Definition: As the name implies, a flat low back posture can be seen as a decreased lordotic curve in the lower spine. The flat low back is one of several faulty postures (i.e. kyphosis, scoliosis) or deviations from ideal alignment of the spine.

In flat low back posture, generally the hamstring muscles are tight, which brings the back side of the pelvis closer to the thigh. As the pelvis moves forward, it has a straightening effect on the curve of the lower spine.

Along with tight hamstrings, the flat low back posture will also show strong lower abs, back muscles and weak quadriceps muscles.

While it is good for your back to have strong abdominals, flat low back posture is a deviation from ideal alignment, and affects posture and balance.

The best way to strengthen abdominals is to perform abdominal strengthening exercises.
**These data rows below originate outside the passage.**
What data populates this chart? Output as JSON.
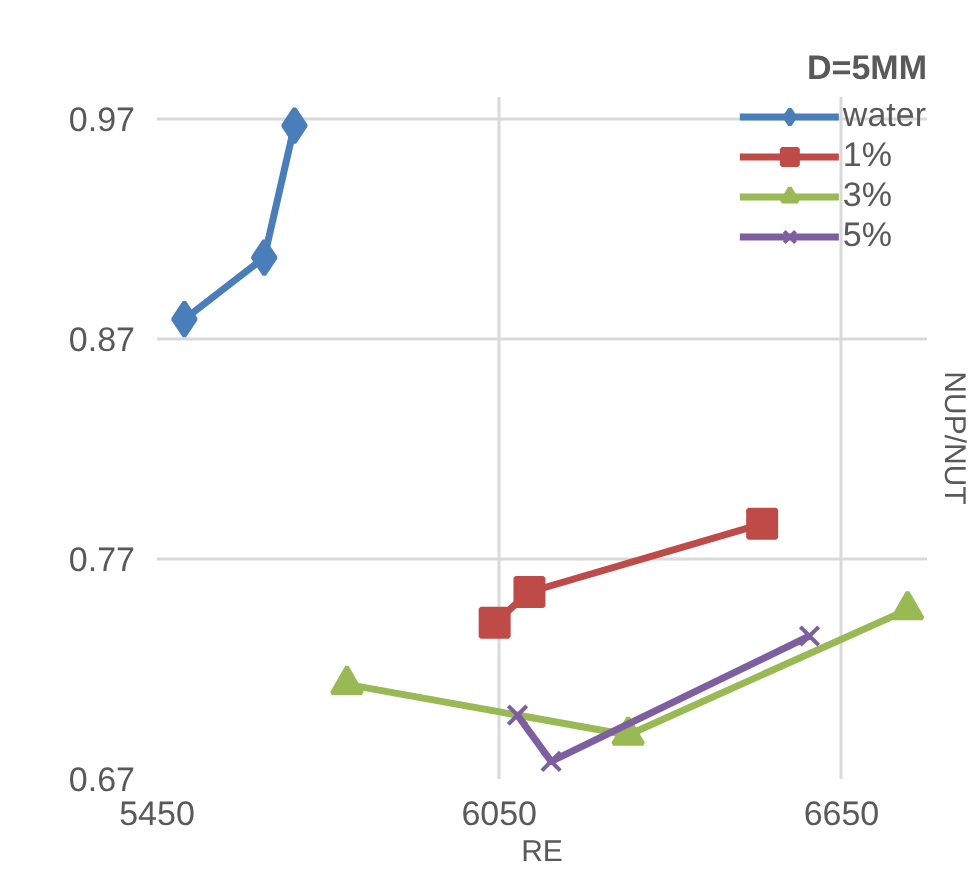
{
  "chart_data": {
    "type": "line",
    "xlabel": "RE",
    "ylabel": "NUP/NUT",
    "annotations": [
      "D=5MM"
    ],
    "xlim": [
      5450,
      6800
    ],
    "xticks": [
      5450,
      6050,
      6650
    ],
    "ylim": [
      0.67,
      0.98
    ],
    "yticks": [
      0.67,
      0.77,
      0.87,
      0.97
    ],
    "grid": true,
    "legend": "top right",
    "series": [
      {
        "name": "water",
        "color": "#4a7ebb",
        "marker": "diamond",
        "x": [
          5498,
          5638,
          5691
        ],
        "values": [
          0.879,
          0.907,
          0.967
        ]
      },
      {
        "name": "1%",
        "color": "#be4b48",
        "marker": "square",
        "x": [
          6042,
          6103,
          6511
        ],
        "values": [
          0.741,
          0.755,
          0.786
        ]
      },
      {
        "name": "3%",
        "color": "#98b954",
        "marker": "triangle",
        "x": [
          5783,
          6276,
          6766
        ],
        "values": [
          0.713,
          0.69,
          0.747
        ]
      },
      {
        "name": "5%",
        "color": "#7d5fa0",
        "marker": "cross",
        "x": [
          6082,
          6141,
          6594
        ],
        "values": [
          0.699,
          0.678,
          0.735
        ]
      }
    ]
  }
}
Kinesiologists call flat low back posture a posterior tilt of the pelvis, as they are referring to the position of the pelvis to describe the mechanism of action that causes the flat low back.

Sources:
1 Kisner, Carolyn, and Colby, Lynn Allen. Therapeutic Exercise - Foundations and Techniques. 4th. Philadelphia, Pa: F.A. Davis Company, 2002.
2 Kendall, Florence Peterson, McCreary, Elizabeth Kendall, and Provance, Patricia Geise. Muscles Testing and Function with Posture and Pain. 3rd. Baltimore, Maryland: Williams & Wilkins, 1983.